Fish therapy, also called ichthyotherapy or doctor fish treatment, is an unusual form of skin exfoliation using live fish to nibble away dead skin cells.

This complementary therapy is growing in popularity at specialty spas and salons. But is fish therapy safe and effective? Let’s dive into the benefits, risks, and key considerations.

What is Fish Therapy?

Fish therapy involves placing your hands or feet in a shallow pool filled with a freshwater fish species called Garra rufa, or doctor fish. These toothless, non-predator fish gently suck and nibble on the skin surface eating away dry, dead skin cells.

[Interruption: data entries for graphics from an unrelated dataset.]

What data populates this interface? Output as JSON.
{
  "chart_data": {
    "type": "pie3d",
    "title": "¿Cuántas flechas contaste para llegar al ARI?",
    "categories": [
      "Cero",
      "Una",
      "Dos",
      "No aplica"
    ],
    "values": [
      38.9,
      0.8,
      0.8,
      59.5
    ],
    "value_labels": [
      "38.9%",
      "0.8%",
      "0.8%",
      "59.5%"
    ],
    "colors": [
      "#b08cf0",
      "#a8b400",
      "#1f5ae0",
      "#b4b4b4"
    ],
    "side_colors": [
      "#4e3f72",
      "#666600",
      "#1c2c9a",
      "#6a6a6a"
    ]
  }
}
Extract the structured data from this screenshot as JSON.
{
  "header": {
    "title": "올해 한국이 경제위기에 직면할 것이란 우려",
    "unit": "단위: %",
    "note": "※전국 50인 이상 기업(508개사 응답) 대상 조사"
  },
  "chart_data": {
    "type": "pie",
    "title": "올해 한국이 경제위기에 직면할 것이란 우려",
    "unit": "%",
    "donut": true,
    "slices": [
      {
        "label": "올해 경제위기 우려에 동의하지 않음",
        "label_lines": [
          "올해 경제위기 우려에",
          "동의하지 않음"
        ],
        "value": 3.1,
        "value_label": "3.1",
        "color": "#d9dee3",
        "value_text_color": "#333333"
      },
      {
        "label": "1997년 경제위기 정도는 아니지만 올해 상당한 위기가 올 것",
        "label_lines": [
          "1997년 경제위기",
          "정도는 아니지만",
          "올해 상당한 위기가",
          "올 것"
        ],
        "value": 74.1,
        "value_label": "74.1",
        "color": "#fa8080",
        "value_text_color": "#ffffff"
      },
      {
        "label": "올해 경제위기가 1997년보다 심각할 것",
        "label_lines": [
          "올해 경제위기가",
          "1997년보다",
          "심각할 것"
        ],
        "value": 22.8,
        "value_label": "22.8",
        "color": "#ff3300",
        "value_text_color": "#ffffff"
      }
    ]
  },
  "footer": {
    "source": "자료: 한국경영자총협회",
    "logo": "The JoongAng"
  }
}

Some reported benefits of fish therapy include:

  • Exfoliates and softens skin by removing dead cells
  • Improves circulation
  • Reduces pain and inflammation for conditions like arthritis
  • Provides stress relief and relaxation

Garra rufa fish pose very little risk of biting and do not survive in non-freshwater conditions. Salons typically provide single-use gloves and thorough disinfection procedures between clients.

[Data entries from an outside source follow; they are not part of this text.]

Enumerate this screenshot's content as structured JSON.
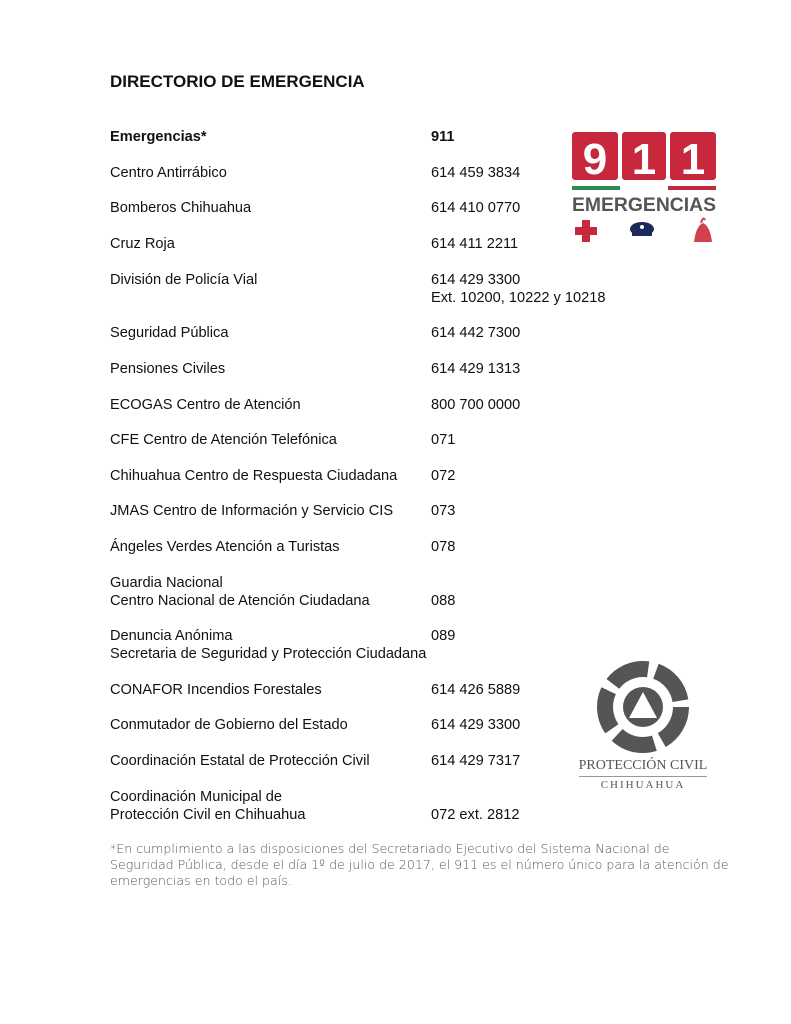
{
  "title": "DIRECTORIO DE EMERGENCIA",
  "entries": [
    {
      "name": [
        "Emergencias*"
      ],
      "number": [
        "911"
      ],
      "bold": true
    },
    {
      "name": [
        "Centro Antirrábico"
      ],
      "number": [
        "614 459 3834"
      ]
    },
    {
      "name": [
        "Bomberos Chihuahua"
      ],
      "number": [
        "614 410 0770"
      ]
    },
    {
      "name": [
        "Cruz Roja"
      ],
      "number": [
        "614 411 2211"
      ]
    },
    {
      "name": [
        "División de Policía Vial"
      ],
      "number": [
        "614 429 3300",
        "Ext. 10200, 10222 y 10218"
      ]
    },
    {
      "name": [
        "Seguridad Pública"
      ],
      "number": [
        "614 442 7300"
      ]
    },
    {
      "name": [
        "Pensiones Civiles"
      ],
      "number": [
        "614 429 1313"
      ]
    },
    {
      "name": [
        "ECOGAS Centro de Atención"
      ],
      "number": [
        "800 700 0000"
      ]
    },
    {
      "name": [
        "CFE Centro de Atención Telefónica"
      ],
      "number": [
        "071"
      ]
    },
    {
      "name": [
        "Chihuahua Centro de Respuesta Ciudadana"
      ],
      "number": [
        "072"
      ]
    },
    {
      "name": [
        "JMAS Centro de Información y Servicio CIS"
      ],
      "number": [
        "073"
      ]
    },
    {
      "name": [
        "Ángeles Verdes Atención a Turistas"
      ],
      "number": [
        "078"
      ]
    },
    {
      "name": [
        "Guardia Nacional",
        "Centro Nacional de Atención Ciudadana"
      ],
      "number": [
        "088"
      ],
      "num_line": 1
    },
    {
      "name": [
        "Denuncia Anónima",
        "Secretaria de Seguridad y Protección Ciudadana"
      ],
      "number": [
        "089"
      ],
      "num_line": 0
    },
    {
      "name": [
        "CONAFOR Incendios Forestales"
      ],
      "number": [
        "614 426 5889"
      ]
    },
    {
      "name": [
        "Conmutador de Gobierno del Estado"
      ],
      "number": [
        "614 429 3300"
      ]
    },
    {
      "name": [
        "Coordinación Estatal de Protección Civil"
      ],
      "number": [
        "614 429 7317"
      ]
    },
    {
      "name": [
        "Coordinación Municipal de",
        "Protección Civil en Chihuahua"
      ],
      "number": [
        "072 ext. 2812"
      ],
      "num_line": 1
    }
  ],
  "footnote": "*En cumplimiento a las disposiciones del Secretariado Ejecutivo del Sistema Nacional de Seguridad Pública, desde el día 1º de julio de 2017, el 911 es el número único para la atención de emergencias en todo el país.",
  "logo_911": {
    "digits": [
      "9",
      "1",
      "1"
    ],
    "text": "EMERGENCIAS",
    "icons": [
      "red-cross-icon",
      "police-cap-icon",
      "fire-helmet-icon"
    ],
    "red": "#c8283c",
    "green": "#2e8b57",
    "gray": "#555555"
  },
  "logo_pc": {
    "line1": "PROTECCIÓN CIVIL",
    "line2": "CHIHUAHUA",
    "gray": "#555555"
  }
}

Potential Risks and Safety Concerns

While generally considered safe, there are some risks associated with fish therapy to be aware of:

  • Bacterial or fungal infection if fish or tubs are not properly sanitized
  • Allergic reaction to components in fish saliva
  • Aggravation of open wounds or skin conditions
  • Lack of regulation for sanitization procedures

To reduce risks, only visit reputable salons with strict hygiene protocols and well-maintained tubs. Avoid fish therapy if you have any open cuts, sores, or known allergies. And consult your doctor if you have a condition like diabetes that affects skin sensitivity and healing.

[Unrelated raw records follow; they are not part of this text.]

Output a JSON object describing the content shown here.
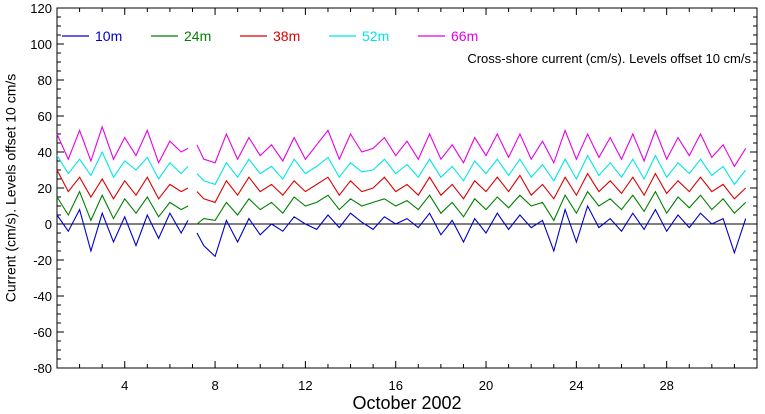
{
  "chart_data": {
    "type": "line",
    "xlabel": "October 2002",
    "ylabel": "Current (cm/s). Levels offset 10 cm/s",
    "annotation": "Cross-shore current (cm/s). Levels offset 10 cm/s",
    "xlim": [
      1,
      32
    ],
    "ylim": [
      -80,
      120
    ],
    "x_ticks": [
      4,
      8,
      12,
      16,
      20,
      24,
      28
    ],
    "y_ticks": [
      -80,
      -60,
      -40,
      -20,
      0,
      20,
      40,
      60,
      80,
      100,
      120
    ],
    "zero_line": true,
    "legend_position": "top-left",
    "gap": [
      6.8,
      7.2
    ],
    "series": [
      {
        "name": "10m",
        "color": "#0000cc",
        "offset": 0,
        "x": [
          1.0,
          1.5,
          2.0,
          2.5,
          3.0,
          3.5,
          4.0,
          4.5,
          5.0,
          5.5,
          6.0,
          6.5,
          6.8,
          7.2,
          7.5,
          8.0,
          8.5,
          9.0,
          9.5,
          10.0,
          10.5,
          11.0,
          11.5,
          12.0,
          12.5,
          13.0,
          13.5,
          14.0,
          14.5,
          15.0,
          15.5,
          16.0,
          16.5,
          17.0,
          17.5,
          18.0,
          18.5,
          19.0,
          19.5,
          20.0,
          20.5,
          21.0,
          21.5,
          22.0,
          22.5,
          23.0,
          23.5,
          24.0,
          24.5,
          25.0,
          25.5,
          26.0,
          26.5,
          27.0,
          27.5,
          28.0,
          28.5,
          29.0,
          29.5,
          30.0,
          30.5,
          31.0,
          31.5
        ],
        "y": [
          5,
          -4,
          8,
          -15,
          6,
          -10,
          4,
          -12,
          5,
          -8,
          6,
          -5,
          2,
          -5,
          -12,
          -18,
          2,
          -10,
          3,
          -6,
          0,
          -4,
          4,
          0,
          -3,
          5,
          -2,
          6,
          1,
          -3,
          4,
          0,
          3,
          -2,
          6,
          -6,
          2,
          -10,
          3,
          -5,
          6,
          -3,
          5,
          -2,
          2,
          -15,
          8,
          -10,
          10,
          -2,
          3,
          -4,
          6,
          -3,
          8,
          -4,
          5,
          -2,
          6,
          0,
          3,
          -16,
          3
        ]
      },
      {
        "name": "24m",
        "color": "#008000",
        "offset": 10,
        "x": [
          1.0,
          1.5,
          2.0,
          2.5,
          3.0,
          3.5,
          4.0,
          4.5,
          5.0,
          5.5,
          6.0,
          6.5,
          6.8,
          7.2,
          7.5,
          8.0,
          8.5,
          9.0,
          9.5,
          10.0,
          10.5,
          11.0,
          11.5,
          12.0,
          12.5,
          13.0,
          13.5,
          14.0,
          14.5,
          15.0,
          15.5,
          16.0,
          16.5,
          17.0,
          17.5,
          18.0,
          18.5,
          19.0,
          19.5,
          20.0,
          20.5,
          21.0,
          21.5,
          22.0,
          22.5,
          23.0,
          23.5,
          24.0,
          24.5,
          25.0,
          25.5,
          26.0,
          26.5,
          27.0,
          27.5,
          28.0,
          28.5,
          29.0,
          29.5,
          30.0,
          30.5,
          31.0,
          31.5
        ],
        "y": [
          15,
          5,
          18,
          2,
          16,
          3,
          14,
          6,
          15,
          4,
          12,
          8,
          10,
          0,
          3,
          2,
          12,
          5,
          14,
          8,
          12,
          6,
          15,
          10,
          12,
          16,
          8,
          14,
          10,
          12,
          14,
          10,
          13,
          8,
          16,
          6,
          12,
          4,
          14,
          8,
          15,
          9,
          16,
          10,
          12,
          2,
          16,
          6,
          18,
          10,
          14,
          8,
          16,
          7,
          18,
          6,
          15,
          9,
          16,
          8,
          14,
          6,
          12
        ]
      },
      {
        "name": "38m",
        "color": "#dd0000",
        "offset": 20,
        "x": [
          1.0,
          1.5,
          2.0,
          2.5,
          3.0,
          3.5,
          4.0,
          4.5,
          5.0,
          5.5,
          6.0,
          6.5,
          6.8,
          7.2,
          7.5,
          8.0,
          8.5,
          9.0,
          9.5,
          10.0,
          10.5,
          11.0,
          11.5,
          12.0,
          12.5,
          13.0,
          13.5,
          14.0,
          14.5,
          15.0,
          15.5,
          16.0,
          16.5,
          17.0,
          17.5,
          18.0,
          18.5,
          19.0,
          19.5,
          20.0,
          20.5,
          21.0,
          21.5,
          22.0,
          22.5,
          23.0,
          23.5,
          24.0,
          24.5,
          25.0,
          25.5,
          26.0,
          26.5,
          27.0,
          27.5,
          28.0,
          28.5,
          29.0,
          29.5,
          30.0,
          30.5,
          31.0,
          31.5
        ],
        "y": [
          30,
          18,
          26,
          15,
          25,
          14,
          24,
          16,
          26,
          14,
          22,
          18,
          20,
          18,
          14,
          12,
          24,
          16,
          26,
          18,
          22,
          16,
          24,
          18,
          22,
          26,
          16,
          24,
          18,
          20,
          26,
          18,
          22,
          16,
          26,
          16,
          22,
          14,
          24,
          18,
          26,
          18,
          27,
          16,
          22,
          14,
          26,
          16,
          28,
          18,
          24,
          17,
          26,
          16,
          28,
          17,
          24,
          18,
          26,
          18,
          22,
          14,
          20
        ]
      },
      {
        "name": "52m",
        "color": "#00e6e6",
        "offset": 30,
        "x": [
          1.0,
          1.5,
          2.0,
          2.5,
          3.0,
          3.5,
          4.0,
          4.5,
          5.0,
          5.5,
          6.0,
          6.5,
          6.8,
          7.2,
          7.5,
          8.0,
          8.5,
          9.0,
          9.5,
          10.0,
          10.5,
          11.0,
          11.5,
          12.0,
          12.5,
          13.0,
          13.5,
          14.0,
          14.5,
          15.0,
          15.5,
          16.0,
          16.5,
          17.0,
          17.5,
          18.0,
          18.5,
          19.0,
          19.5,
          20.0,
          20.5,
          21.0,
          21.5,
          22.0,
          22.5,
          23.0,
          23.5,
          24.0,
          24.5,
          25.0,
          25.5,
          26.0,
          26.5,
          27.0,
          27.5,
          28.0,
          28.5,
          29.0,
          29.5,
          30.0,
          30.5,
          31.0,
          31.5
        ],
        "y": [
          38,
          28,
          36,
          27,
          40,
          26,
          35,
          30,
          37,
          25,
          34,
          28,
          32,
          28,
          24,
          22,
          34,
          26,
          36,
          28,
          32,
          25,
          36,
          28,
          32,
          37,
          26,
          34,
          29,
          30,
          36,
          28,
          33,
          26,
          36,
          26,
          32,
          24,
          35,
          28,
          36,
          27,
          36,
          26,
          33,
          24,
          36,
          25,
          38,
          27,
          34,
          26,
          36,
          25,
          38,
          26,
          34,
          28,
          36,
          27,
          32,
          22,
          30
        ]
      },
      {
        "name": "66m",
        "color": "#e600e6",
        "offset": 40,
        "x": [
          1.0,
          1.5,
          2.0,
          2.5,
          3.0,
          3.5,
          4.0,
          4.5,
          5.0,
          5.5,
          6.0,
          6.5,
          6.8,
          7.2,
          7.5,
          8.0,
          8.5,
          9.0,
          9.5,
          10.0,
          10.5,
          11.0,
          11.5,
          12.0,
          12.5,
          13.0,
          13.5,
          14.0,
          14.5,
          15.0,
          15.5,
          16.0,
          16.5,
          17.0,
          17.5,
          18.0,
          18.5,
          19.0,
          19.5,
          20.0,
          20.5,
          21.0,
          21.5,
          22.0,
          22.5,
          23.0,
          23.5,
          24.0,
          24.5,
          25.0,
          25.5,
          26.0,
          26.5,
          27.0,
          27.5,
          28.0,
          28.5,
          29.0,
          29.5,
          30.0,
          30.5,
          31.0,
          31.5
        ],
        "y": [
          50,
          36,
          52,
          35,
          54,
          36,
          48,
          38,
          52,
          34,
          46,
          40,
          42,
          44,
          36,
          34,
          50,
          36,
          48,
          38,
          44,
          35,
          48,
          36,
          44,
          52,
          36,
          50,
          40,
          42,
          48,
          38,
          46,
          36,
          50,
          36,
          44,
          34,
          48,
          38,
          50,
          37,
          50,
          36,
          46,
          34,
          52,
          36,
          50,
          37,
          48,
          36,
          50,
          35,
          52,
          36,
          48,
          38,
          50,
          37,
          44,
          32,
          42
        ]
      }
    ]
  }
}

A Woman’s Toes had to be amputated after Fish Therapy?

In 2018 there were few news websites covering the story of Victoria Curthoys, an Australian woman who lost all the toes on one of her feet after having a fish pedicure in Thailand.

She developed a rare infection called mycobacterium abscessus, which is difficult to treat and can cause serious damage to the skin and bones.

Although Curthoys’ case is extreme, there have been other reports of people getting infections from fish therapy, including some that have required hospitalization.

For this reason, many health experts advise against fish therapy, especially for people with diabetes or other health conditions that make them more susceptible to infection.

Fish therapy is not regulated in most countries, so there is no guarantee that the fish tanks are properly cleaned or that the fish are healthy. If you do choose to have a fish pedicure, be sure to choose a reputable salon and tell the staff about any medical conditions you have.

How to Try Fish Therapy Safely

Fish therapy provides an unconventional form of skin exfoliation that many find relaxing. If you wish to try it, keep these tips in mind:

  • Ask about the salon’s cleaning routine for equipment and fish.
  • Inquire about the Garra rufa’s health, living conditions, and source.
  • Start with a brief 5-10 minute session to test for any reactions.
  • Never use fish therapy with broken skin or if you are immunocompromised.
  • Notify staff of any medical conditions or sensitivities.

With proper precautions, fish therapy can be an interesting, low-risk skin treatment option. But oversight for safety practices remains limited. Do your research to find a high-quality, hygiene-focused provider for the best fish therapy experience.